I would hesitate to say 'always' because there's always an exception to the rule. Positive punishment works in some cases, in the short term. A punishment needs to be delivered within a short time (2 seconds or less, I believe, but don't quote me on that) for the animal to link the act with the consequences. So your timing with punishment needs to be impeccable (this includes things like alpha rolls and dominance downs). A lot of people can't do that precisely (which is one of the big reasons that rubbing your dog's nose in the soiling hours after the incident doesn't work). So the dog is being punished and it doesn't know why. Which can lead the dog to feel that it needs to protect itself (hence increased aggression seen with these techniques).

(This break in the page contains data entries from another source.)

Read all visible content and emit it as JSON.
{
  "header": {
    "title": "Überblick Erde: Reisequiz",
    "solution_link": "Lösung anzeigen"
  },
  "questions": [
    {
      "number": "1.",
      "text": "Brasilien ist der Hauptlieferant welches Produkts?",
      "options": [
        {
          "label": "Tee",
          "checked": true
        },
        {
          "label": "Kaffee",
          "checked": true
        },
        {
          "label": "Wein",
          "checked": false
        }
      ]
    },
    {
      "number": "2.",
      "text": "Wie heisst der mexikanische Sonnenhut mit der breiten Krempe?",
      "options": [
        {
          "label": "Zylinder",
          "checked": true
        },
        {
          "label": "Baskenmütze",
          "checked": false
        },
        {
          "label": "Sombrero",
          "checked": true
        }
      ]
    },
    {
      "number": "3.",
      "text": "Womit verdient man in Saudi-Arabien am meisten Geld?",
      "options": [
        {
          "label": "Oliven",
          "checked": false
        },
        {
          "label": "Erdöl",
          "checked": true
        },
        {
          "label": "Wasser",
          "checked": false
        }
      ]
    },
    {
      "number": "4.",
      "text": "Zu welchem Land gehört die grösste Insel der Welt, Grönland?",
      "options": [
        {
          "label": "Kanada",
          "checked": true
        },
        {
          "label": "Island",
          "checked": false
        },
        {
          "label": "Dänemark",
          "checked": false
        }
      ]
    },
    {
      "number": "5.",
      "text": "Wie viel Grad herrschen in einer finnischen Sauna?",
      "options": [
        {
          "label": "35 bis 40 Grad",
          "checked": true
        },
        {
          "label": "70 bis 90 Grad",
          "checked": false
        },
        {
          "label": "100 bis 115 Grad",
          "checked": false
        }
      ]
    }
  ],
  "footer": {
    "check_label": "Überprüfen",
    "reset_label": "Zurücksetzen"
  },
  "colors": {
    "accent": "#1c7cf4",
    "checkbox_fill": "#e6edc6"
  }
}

You may very well not be projecting a fearful state when you roll her on her back, but that position is very scary for dogs to be in. She probably feels very vulnerable in that position. A big misunderstanding in the dominance-based training world is that a) wolves have a strict hierarchy and b) dogs are competing with us for resources/status in the 'pack.' A wolf pack is made up of a breeding pair and their offspring, So the breeding pair is automatically the most "dominant" in the pack because they are the parents (and those pesky cubs better listen to mom and dad! Lol.) When wolves are of breeding age, they leave the pack and start their own. Furthermore, if wolves were to show submissiveness to another wolf, it would be voluntary. THe way we do it, it's forced on the part of the dog to be "submissive" when it really creates fear. Also, dogs aren't dumb. They know we're not dogs. They know we control the resources. I think if any species wanted to "dominate" us in the dog-training world sense, it would be cats

I think dominance is about bullying our dogs. I believe more in a mutual, respectful relationship with my pooch, which is why when I ask him to do something and he listens, I reward him with yummy things for making the right decision. Punishment also doesn't tell the dog what TO do, only what NOT to do.
Hypothetically, if your dog were practicing poor behavior, and I wanted to discourage it, I would desensitize and countercondition to the stimulus. So, if a dog were lunging/growling at passing dogs on the street, you start from a safe (no reaction) distance, get a good "watch me" command and then move closer and closer to the dog. As you decrease the distance, ask for a watch me, then reward. The dog will eventually learn that dogs on the street mean yummy things are coming. I would much rather my dog have that reaction to something it used to fear than one it may get from being pinned on its back when it sees a dog (which only reinforces the fear it had already).
Does all that make sense? Sorry, I was rambling. ANd I don't really know if I answered your questions.